By Staff writer
Telkom, which is undergoing a series of interventions to fix the ailing business, is turning to outsourcing to cut fat in the company as part of its turnaround strategy and on Thursday named its partners to take over the running of the non-core assets. They include Barloworld Logistics, Bidvest and WNS.
The company has been engaging with organised labour on the outsourcing of various business elements, as announced in February.
Telkom revealed on Thursday that it has identified a series of actions to unlock further cost efficiencies and improve customer service, in line with the company’s multi-year turnaround strategy. One such action involves outsourcing certain assets as going concerns.
Telkom’s call centre operations and staff are to be outsourced, as well as certain legacy IT billing systems, an internal printing division and the network and operations and retail supply chain sections.
Telkom has completed a stringent procurement process and has identified WNS as its preferred partner to undertake Telkom’s fixed line call centre operations.
Telkom spokesperson, Jacqui O’Sullivan, said the outsourcing was a critical step in Telkom’s focus on the customer.
“To succeed, everyone at Telkom has to put the interests of the customer at the heart of everything we do. Our customers are the core of our business, but running call centres is not. We know that customers will benefit from a focused and consistent service that a professional call centre organisation can offer.
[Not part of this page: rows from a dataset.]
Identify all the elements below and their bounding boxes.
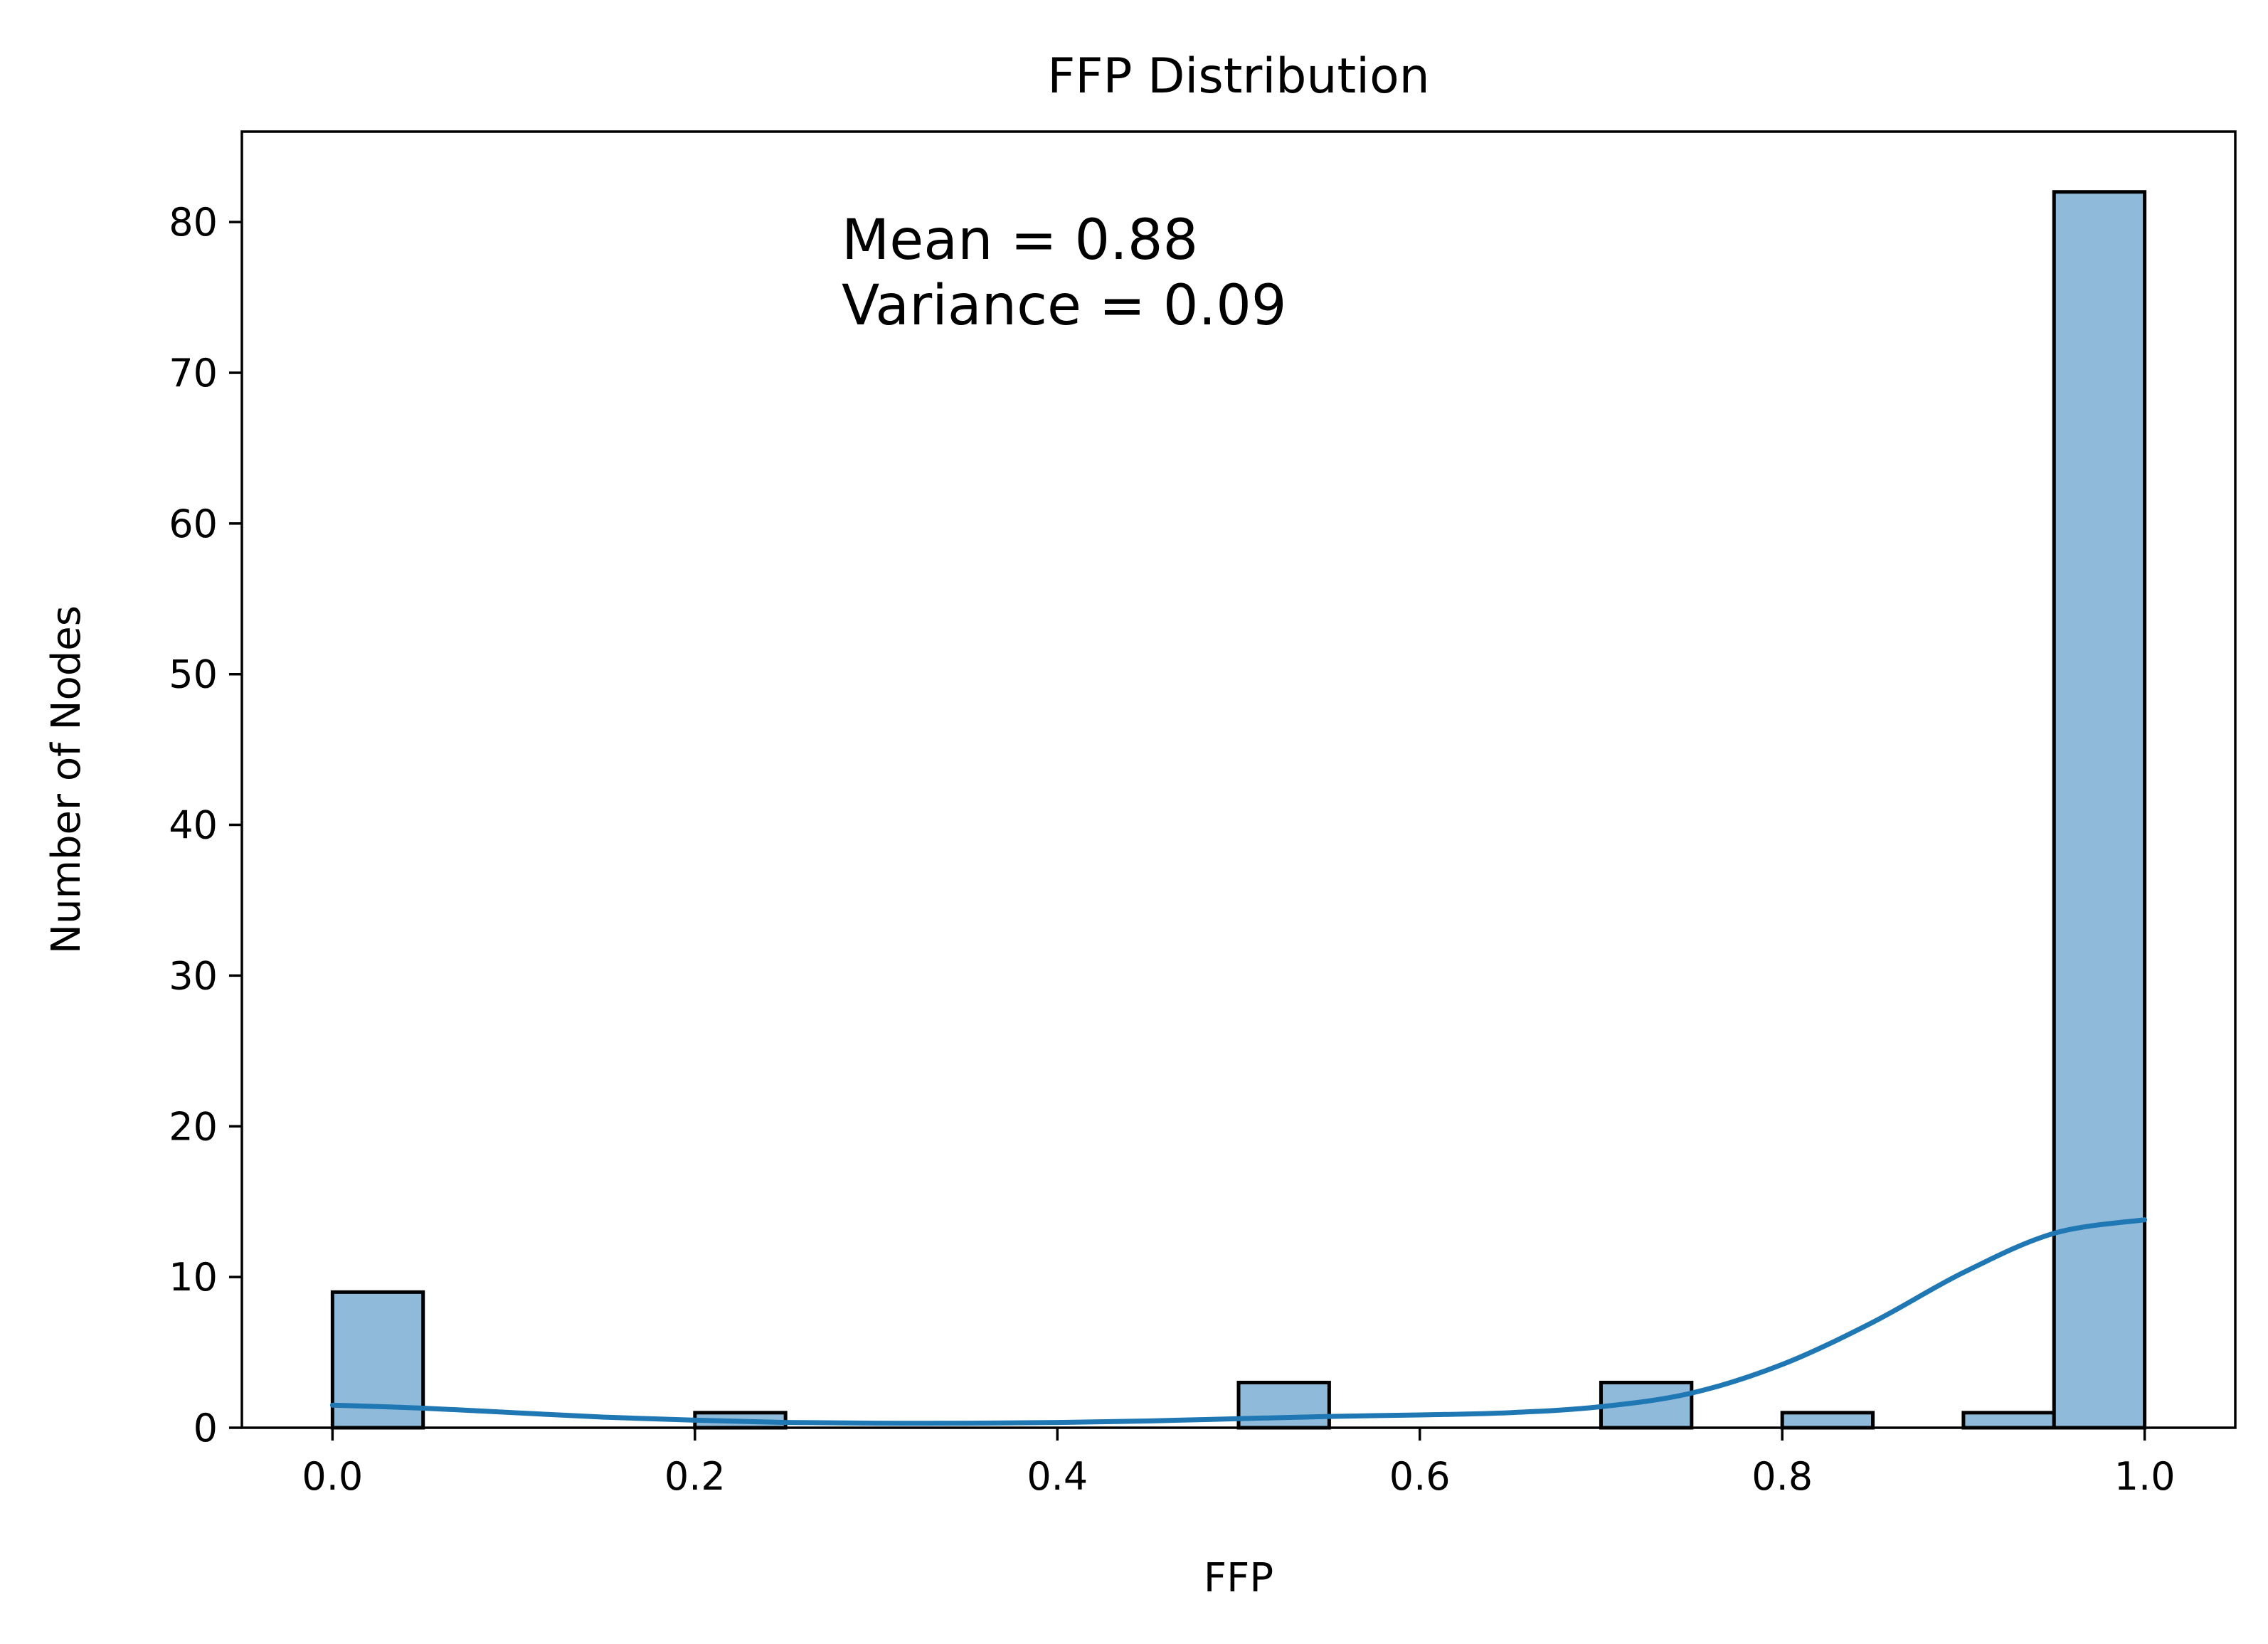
histogram-bar-6 bbox=[2052, 190, 2147, 1430]
x-tick-label-2: 0.4 bbox=[1027, 1454, 1088, 1499]
x-tick-label-0: 0.0 bbox=[302, 1454, 363, 1499]
histogram-bar-2 bbox=[1236, 1380, 1331, 1430]
y-tick-label-1: 10 bbox=[169, 1255, 218, 1300]
x-tick-label-1: 0.2 bbox=[664, 1454, 726, 1499]
x-tick-label-4: 0.8 bbox=[1752, 1454, 1813, 1499]
x-axis-ticks: 0.0 0.2 0.4 0.6 0.8 1.0 bbox=[302, 1428, 2176, 1499]
annotation-variance: Variance = 0.09 bbox=[842, 274, 1287, 338]
x-tick-label-5: 1.0 bbox=[2114, 1454, 2176, 1499]
annotation-mean: Mean = 0.88 bbox=[842, 208, 1198, 272]
kde-curve-group bbox=[329, 1217, 2148, 1426]
x-tick-label-3: 0.6 bbox=[1389, 1454, 1451, 1499]
y-tick-label-8: 80 bbox=[169, 200, 218, 245]
y-tick-label-5: 50 bbox=[169, 652, 218, 697]
y-tick-label-6: 60 bbox=[169, 502, 218, 546]
y-axis-ticks: 0 10 20 30 40 50 60 70 80 bbox=[169, 200, 242, 1451]
histogram-bar-4 bbox=[1780, 1411, 1875, 1430]
histogram-bar-5 bbox=[1961, 1411, 2056, 1430]
kde-curve bbox=[329, 1217, 2148, 1426]
y-tick-label-3: 30 bbox=[169, 953, 218, 998]
y-axis-label: Number of Nodes bbox=[43, 605, 90, 954]
y-tick-label-7: 70 bbox=[169, 351, 218, 396]
y-tick-label-4: 40 bbox=[169, 803, 218, 848]
plot-frame bbox=[240, 130, 2237, 1429]
y-tick-label-2: 20 bbox=[169, 1104, 218, 1149]
chart-title: FFP Distribution bbox=[1047, 48, 1430, 105]
x-axis-label: FFP bbox=[1204, 1555, 1273, 1601]
y-tick-label-0: 0 bbox=[194, 1406, 218, 1451]
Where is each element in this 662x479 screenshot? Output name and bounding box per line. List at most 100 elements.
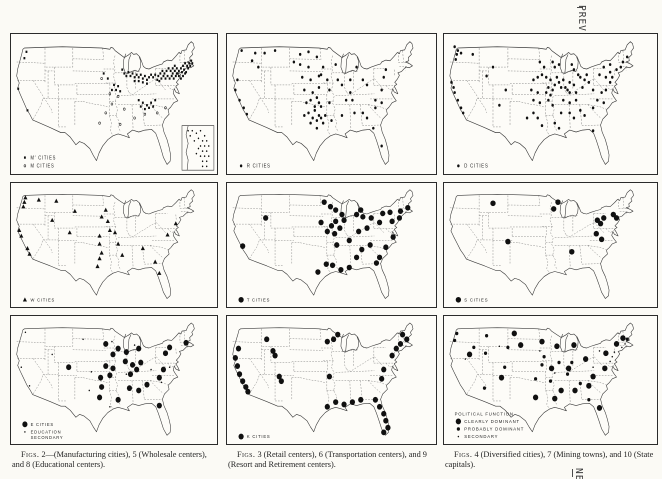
lake-michigan: [559, 200, 569, 219]
figure-caption-middle: Figs. 3 (Retail centers), 6 (Transportat…: [228, 450, 439, 470]
us-outline: [449, 41, 634, 165]
prev-nav-label[interactable]: PREV: [576, 5, 587, 32]
map-fig3-retail-centers: R CITIES: [226, 33, 437, 175]
state-boundaries: [232, 195, 409, 274]
series-m-cities: [17, 50, 194, 112]
next-nav-label[interactable]: NEXT: [573, 468, 584, 479]
us-outline: [232, 322, 414, 436]
michigan-peninsula: [127, 203, 142, 219]
legend-label: T CITIES: [247, 297, 270, 302]
us-dot-map: W CITIES: [16, 189, 195, 302]
map-fig6-transportation-centers: T CITIES: [226, 182, 437, 308]
caption-text: 2—(Manufacturing cities), 5 (Wholesale c…: [12, 450, 207, 469]
us-dot-map: K CITIES: [232, 322, 414, 440]
legend-label: W CITIES: [31, 297, 55, 302]
series-k-cities: [232, 331, 410, 436]
map-fig4-diversified-cities: D CITIES: [443, 33, 658, 175]
figure-caption-left: Figs. 2—(Manufacturing cities), 5 (Whole…: [12, 450, 218, 470]
map-legend: D CITIES: [457, 163, 488, 169]
legend-label: SECONDARY: [464, 434, 498, 439]
legend-header: POLITICAL FUNCTION: [455, 411, 514, 416]
michigan-peninsula: [564, 203, 579, 219]
michigan-peninsula: [564, 56, 579, 74]
series-clearly-dominant: [466, 330, 626, 411]
us-dot-map: S CITIES: [449, 189, 634, 303]
legend-label: E CITIES: [31, 422, 54, 427]
us-dot-map: POLITICAL FUNCTION CLEARLY DOMINANT PROBAB…: [449, 322, 634, 439]
series-d-cities: [450, 45, 629, 133]
legend-label: M CITIES: [31, 163, 55, 168]
michigan-peninsula: [564, 336, 579, 353]
figure-caption-right: Figs. 4 (Diversified cities), 7 (Mining …: [445, 450, 658, 470]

For this reason, we are confident this is the correct action to take,” she said.
Similarly Barloworld Logistics has been identified to undertake the management of 25 Telkom warehouses in the supply chain area of the business.
It is proposed that the IT legacy systems will be managed by ASAJE. Bidvest has been identified to take over internal printing services, and Ingram Micro the supply chain in the retail area of the business.
The outsourcing will only affect 1 300 Telkom employees.
The company said it is committed to a fair, objective and transparent process involving organised labour.
Sipho Maseko, who was appointed in 2013 as Telkom boss, has been seeking ways to cut fat in the business, a necessary step as this bulge has drained its profitability for years and led to a number of executives being axed when they couldn’t rescue the business.
Since he was appointed, Maseko and his executives in Pretoria have been quietly plotting ways to cut Telkom’s costs and haul the company back into the black.
He hopes to save as much as R1bn every year through cost cutting, a move that will inevitably include layoffs. Over five years, this means Telkom could save R5bn — enough to regain its profitability, and provide shareholder value.
What is clear, however, is that the “painful steps” that Maseko is prepared to take will place him and the company on a collision course with the unions, and it could be quite a dramatic run-in.
However, the company on Thursday assured workers that retrenchments will be a last resort. “When Telkom initially embarked on its turnaround strategy, the Company stated that it would look at alternatives, such as joint ventures, to ensure that job losses would only be implemented as the last resort.”